The home is heading for auction next month. It is a three bedroom, one bathroom house with 1,094 square feet listed for $109,900. The roof was new within the past several years. The buyer who lost the home to foreclosure had given it fresh paint, added a water filtration system, put in custom concrete, wrought iron fencing with a security gate, added Pergo flooring and upgraded landscaping.
One gentleman, clutching a list of auction homes, declined to give his name but said he figured 2009 may well be his last chance to go from renter to homeowner in Manteca.
His sentiments reflect those of Manteca lenders and real estate agents who have been in business for a decade or more and are tracking foreclosures. All default tracking indications point to 2008 as well as the first six months of 2009 as being the peak of the foreclosures with a drop off starting in the second half of the year.
It mirrors RealtyTrac findings for 2007 and 2008 in Manteca, Ripon, Lathrop and Tracy where the first subprime loans were made as housing prices started climbing in late 2003 to levels that were unattainable for many buyers using conventional loans.
There were 399 homes lost to foreclosure within Manteca’s city limits in 2007. That jumped to 1,153 – or up 189 percent – in 2008. And unlike in 2007 when buyers many were paralyzed by uncertainty prompting the number of available listings to balloon to a record 651 available homes in September 2007, buyers started coming out in force in March of last year resulting in a record 1,165 existing homes being sold at a median price of $225,000 or $188,000 off the market’s peak in 2006. By comparison, there were just 402 existing home sales in Manteca during 2007.
The Multiple Listing Service this month reflects a change of course for Manteca. For most of 2008 the median price of pending sales was lower than the median selling price. The pending median price is $5,000 higher which may reflect segments of the market stabilizing and ending price free fall. That is especially true in the absolute bottom where more people can qualify to buy homes as they are the lowest prices.
As of last week, 34 homes had closed escrow in Manteca this year with a median selling price of $179,950. There are 195 pending sales with a median deal price of $184,900. There are another 389 homes available with a median listing price of $198,000.
There were more foreclosures in the 95337 Zip Code – 690 – than in the 95336 where 463 homes reverted back to the lenders. Even so, the two sub-areas in Manteca lost almost the same number of homes per 1,000 (65.8 in 95336 and 65.9 in 95337) as the northern Zip Code area has more homes overall.
A little less than 1 in 11 Manteca single family homes were lost to foreclosure between 2007 and 2008.  By comparison over 1 in 5 homes in Lathrop during the same time period were lost to foreclosures and 1 in 50 in Ripon.
Lathrop’s foreclosure rate in 2008 jumped 272.4 percent with 715 homes lost in 2008 compared to 192 in 2007.
Ripon’s foreclosure rate last year was up 122.2 percent over 2007 going from 54 homes to 120 homes.

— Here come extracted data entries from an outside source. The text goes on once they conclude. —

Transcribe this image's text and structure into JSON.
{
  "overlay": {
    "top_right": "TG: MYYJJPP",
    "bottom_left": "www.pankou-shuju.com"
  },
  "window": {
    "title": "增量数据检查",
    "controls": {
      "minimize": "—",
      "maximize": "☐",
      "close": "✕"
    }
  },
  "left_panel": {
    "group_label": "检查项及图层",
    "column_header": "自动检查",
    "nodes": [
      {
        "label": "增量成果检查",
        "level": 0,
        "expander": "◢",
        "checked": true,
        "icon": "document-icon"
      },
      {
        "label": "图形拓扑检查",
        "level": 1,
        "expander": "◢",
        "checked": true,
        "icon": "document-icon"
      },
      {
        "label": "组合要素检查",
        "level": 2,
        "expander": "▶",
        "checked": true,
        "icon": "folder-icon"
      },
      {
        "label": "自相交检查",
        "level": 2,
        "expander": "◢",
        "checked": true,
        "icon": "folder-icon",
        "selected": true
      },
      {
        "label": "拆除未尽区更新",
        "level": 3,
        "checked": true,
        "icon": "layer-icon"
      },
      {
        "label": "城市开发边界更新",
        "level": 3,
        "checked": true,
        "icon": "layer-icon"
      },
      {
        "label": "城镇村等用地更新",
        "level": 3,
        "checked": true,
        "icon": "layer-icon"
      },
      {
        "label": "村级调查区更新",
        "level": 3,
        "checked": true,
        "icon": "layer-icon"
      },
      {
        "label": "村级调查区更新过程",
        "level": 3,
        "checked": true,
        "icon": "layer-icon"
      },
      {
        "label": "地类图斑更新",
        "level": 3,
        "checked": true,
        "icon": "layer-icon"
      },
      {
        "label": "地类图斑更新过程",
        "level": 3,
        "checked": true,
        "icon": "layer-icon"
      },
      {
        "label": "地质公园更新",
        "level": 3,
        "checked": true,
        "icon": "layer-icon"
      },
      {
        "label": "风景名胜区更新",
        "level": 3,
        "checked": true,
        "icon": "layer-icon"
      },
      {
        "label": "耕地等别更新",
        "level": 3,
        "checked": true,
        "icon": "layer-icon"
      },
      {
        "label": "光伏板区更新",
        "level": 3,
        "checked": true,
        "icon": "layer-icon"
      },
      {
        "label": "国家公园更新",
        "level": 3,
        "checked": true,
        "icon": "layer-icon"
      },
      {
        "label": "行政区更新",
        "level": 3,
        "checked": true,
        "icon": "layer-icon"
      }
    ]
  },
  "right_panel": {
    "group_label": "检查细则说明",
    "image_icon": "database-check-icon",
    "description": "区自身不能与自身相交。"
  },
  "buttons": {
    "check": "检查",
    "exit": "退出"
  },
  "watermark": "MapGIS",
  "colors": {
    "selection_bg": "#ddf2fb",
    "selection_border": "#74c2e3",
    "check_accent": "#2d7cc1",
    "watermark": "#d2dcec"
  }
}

Even with efforts to help people avoid foreclosure, less Manteca homeowners who received the notice of default — the first step in the foreclosure process — ended up keeping their homes and not losing them to the lender.

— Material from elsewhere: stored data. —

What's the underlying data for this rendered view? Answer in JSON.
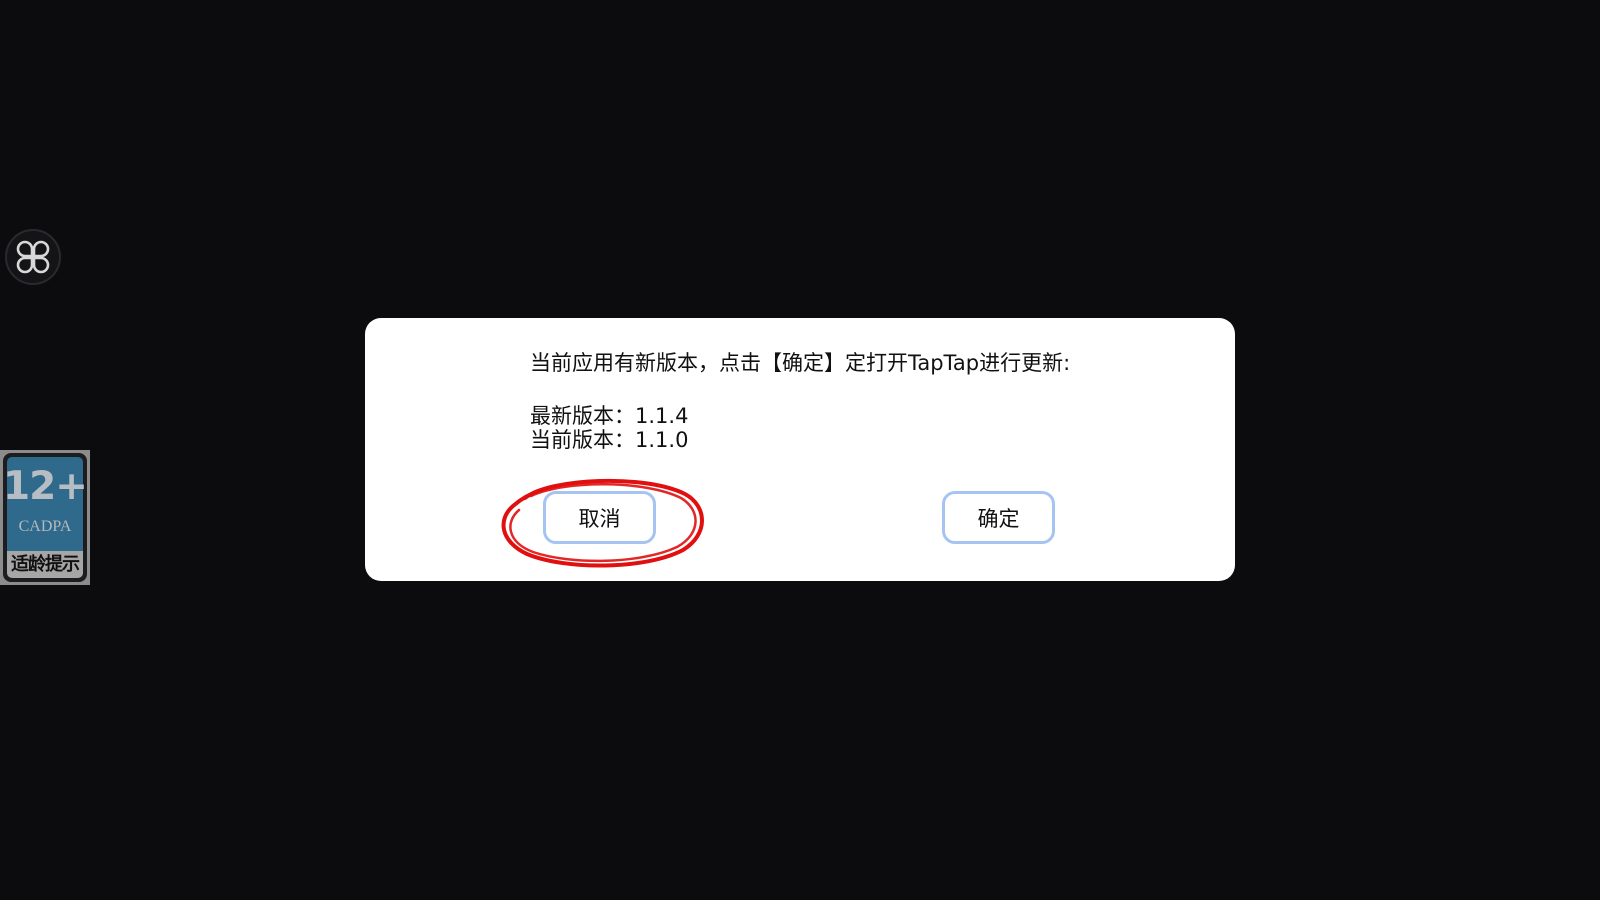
{
  "dialog": {
    "message": "当前应用有新版本，点击【确定】定打开TapTap进行更新:",
    "latest_version": "最新版本：1.1.4",
    "current_version": "当前版本：1.1.0",
    "cancel_label": "取消",
    "confirm_label": "确定"
  },
  "age_badge": {
    "rating": "12+",
    "org": "CADPA",
    "caption": "适龄提示"
  },
  "floating_button": {
    "icon": "clover-menu-icon"
  },
  "annotation": {
    "color": "#e01010",
    "target": "cancel_button"
  }
}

There were 606 notices of default in Manteca that didn’t end up as foreclosures. That compares to just 282 in 2008 that avoided going back to the bank.
Experts attribute that to a number of things including homes that received notices of default in 2007 may have gone into foreclosure in 2008 as well as sold as a short sale in 2008.
It wasn’t until early 2008 that most banks started slashing both the price of foreclosed homes they took back or else started making short sales work in a number of cases. Short sales occur when banks allow distressed borrowers to sell homes for less than they are owed. Very little of the 2007 notices of defaults were believed to have been worked out with new loans through lenders working with distressed borrowers. Experts say the majority of the 2008 homes that avoided foreclosure either had deals worked out with new loans or were short sales.